The Pardoner is the contrast of the Parson. It is ironic that he is a “gentle pardoner” because he very much the opposite. He is the crumbling exterior of the church as the Parson holds up the middle. The Pardoner claims to have just come from the Vatican with fresh pardons for people to buy, of course he hasn’t really but has just made them himself.He has yellow hair like wax which hangs straight down over his shoulders. He thinks he is in the height of fashion but is not.
He has a satchel at his side which he has all his pardons in which are selling like hot cakes- “al hoot”. Chaucer uses him as the typical person who uses the church as their chance to make lots of money. He is mainly a confidence trickster, he tricks “his apes”. He is probably though in quite good favour with the church because he can persuade people to give money to the church. He can get as much money of a poor person as they will earn in one month. But despite all of this he does have respect for the church and is very well behaved there, he is very good at singing hymns.
Life in Medieval times was very much based upon the Feudal system as demonstrated by the Knight. This consisted of the poor folk who owned land of the noble just like the humble ploughman who is the brother of the Parson. These nobles could gain knighthood that would involve doing and owning certain things and then proving devotedness to a lady. Chaucer gives a very strong contact with that of fourteenth-century England.
Chaucer’s Canterbury Tales certainly prove the extent of the churches’ influence in the medieval persons life. But it was rotting away, filled with priests who would sooner mover to London for a good life than help their people like the Parson. Of this group of supposedly dedicated men and women, only the Parson-in social status and appearance the least distinguished of them all-remains true to his ideals. The worldliness of contemporary outlook and the declining spiritual authority of the church are evident in the pilgrimage itself. There was also a strong running of profession and apprenticeship, in the case of the Squire.
The Shipman and the Miller are both very skilled at what they do, if not rather corrupt. There was a real need at the time to learn a skill because there was no real education and this could then be passed on to the next generation so they could continue the business.

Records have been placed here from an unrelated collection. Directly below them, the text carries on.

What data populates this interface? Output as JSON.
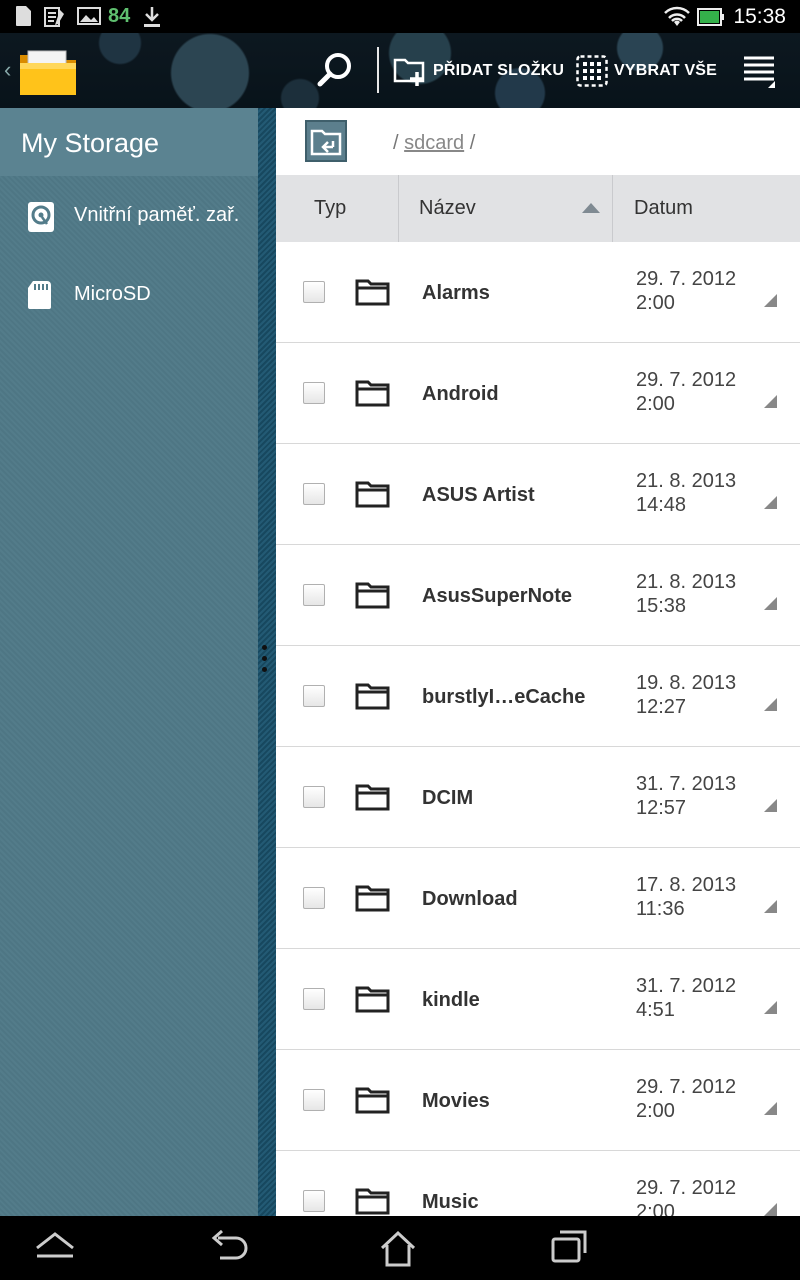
{
  "status_bar": {
    "icons": [
      "sd-card-icon",
      "notes-icon",
      "gallery-icon",
      "download-icon",
      "wifi-icon",
      "battery-icon"
    ],
    "battery_number": "84",
    "time": "15:38"
  },
  "action_bar": {
    "add_folder_label": "PŘIDAT SLOŽKU",
    "select_all_label": "VYBRAT VŠE"
  },
  "sidebar": {
    "title": "My Storage",
    "items": [
      {
        "label": "Vnitřní paměť. zař."
      },
      {
        "label": "MicroSD"
      }
    ]
  },
  "path": {
    "prefix": "/ ",
    "segment": "sdcard",
    "suffix": " /"
  },
  "table": {
    "headers": {
      "type": "Typ",
      "name": "Název",
      "date": "Datum"
    },
    "rows": [
      {
        "name": "Alarms",
        "date": "29. 7. 2012 2:00"
      },
      {
        "name": "Android",
        "date": "29. 7. 2012 2:00"
      },
      {
        "name": "ASUS Artist",
        "date": "21. 8. 2013 14:48"
      },
      {
        "name": "AsusSuperNote",
        "date": "21. 8. 2013 15:38"
      },
      {
        "name": "burstlyI…eCache",
        "date": "19. 8. 2013 12:27"
      },
      {
        "name": "DCIM",
        "date": "31. 7. 2013 12:57"
      },
      {
        "name": "Download",
        "date": "17. 8. 2013 11:36"
      },
      {
        "name": "kindle",
        "date": "31. 7. 2012 4:51"
      },
      {
        "name": "Movies",
        "date": "29. 7. 2012 2:00"
      },
      {
        "name": "Music",
        "date": "29. 7. 2012 2:00"
      }
    ]
  },
  "colors": {
    "sidebar": "#537c8a",
    "sidebar_edge": "#1f5470",
    "header_bg": "#e1e2e4",
    "battery": "#5fbf6f"
  }
}
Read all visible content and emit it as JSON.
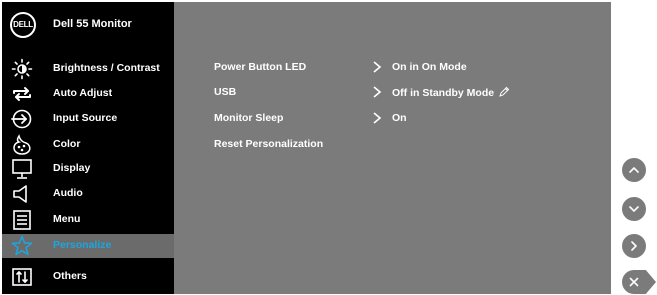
{
  "header": {
    "logo_text": "DELL",
    "title": "Dell 55 Monitor"
  },
  "menu": {
    "items": [
      {
        "label": "Brightness / Contrast",
        "icon": "brightness-icon"
      },
      {
        "label": "Auto Adjust",
        "icon": "auto-adjust-icon"
      },
      {
        "label": "Input Source",
        "icon": "input-source-icon"
      },
      {
        "label": "Color",
        "icon": "color-icon"
      },
      {
        "label": "Display",
        "icon": "display-icon"
      },
      {
        "label": "Audio",
        "icon": "audio-icon"
      },
      {
        "label": "Menu",
        "icon": "menu-icon"
      },
      {
        "label": "Personalize",
        "icon": "star-icon",
        "selected": true
      },
      {
        "label": "Others",
        "icon": "others-icon"
      }
    ]
  },
  "settings": {
    "rows": [
      {
        "label": "Power Button LED",
        "value": "On in On Mode"
      },
      {
        "label": "USB",
        "value": "Off in Standby Mode"
      },
      {
        "label": "Monitor Sleep",
        "value": "On"
      },
      {
        "label": "Reset Personalization",
        "value": ""
      }
    ]
  },
  "nav": [
    "up-icon",
    "down-icon",
    "right-icon",
    "exit-icon"
  ],
  "colors": {
    "left_bg": "#000000",
    "right_bg": "#7b7b7b",
    "selected_bg": "#6b6b6b",
    "accent": "#1aa7e0",
    "text": "#ffffff"
  }
}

Times were very difficult then and the Shipman demonstrates how hardy these people were, with none of the basic technology we have today they had to cope without, just like the Shipman who is skilled at navigating without instruments and the Miller who can tell the quality of grain just by feeling it. These hard lives did lead some people to become thieves to make a living or just to have a better life; this had then spread to the church.
Despite this, though, the group of pilgrims whom Chaucer joins at southwark does not provide a complete cross-section of English society, but it is still very accurate. Their background of inns, farmyards, city streets and middle class houses has a very wide range. From the farms and benches of the poor to the walled gardens and banquets of the rich, Chaucer seems to have covered the whole texture of medieval life.
Maybe this was what he was trying to show, a sort of record of life in his time. It is evident that these men and women were very individual due to the social and economic pressures, which had warped and shaped them. They have great self-confidence, which suggests a society whose growing wealth was encouraging the middle classes to assert themselves. For instants the Wife of Baths red stockings which are very bold due to her expensive tastes. The Miller defrauds his customers by stealing part of the corn which he grinds, and the Shipman mixes piracy and theft with his lawful affairs at sea.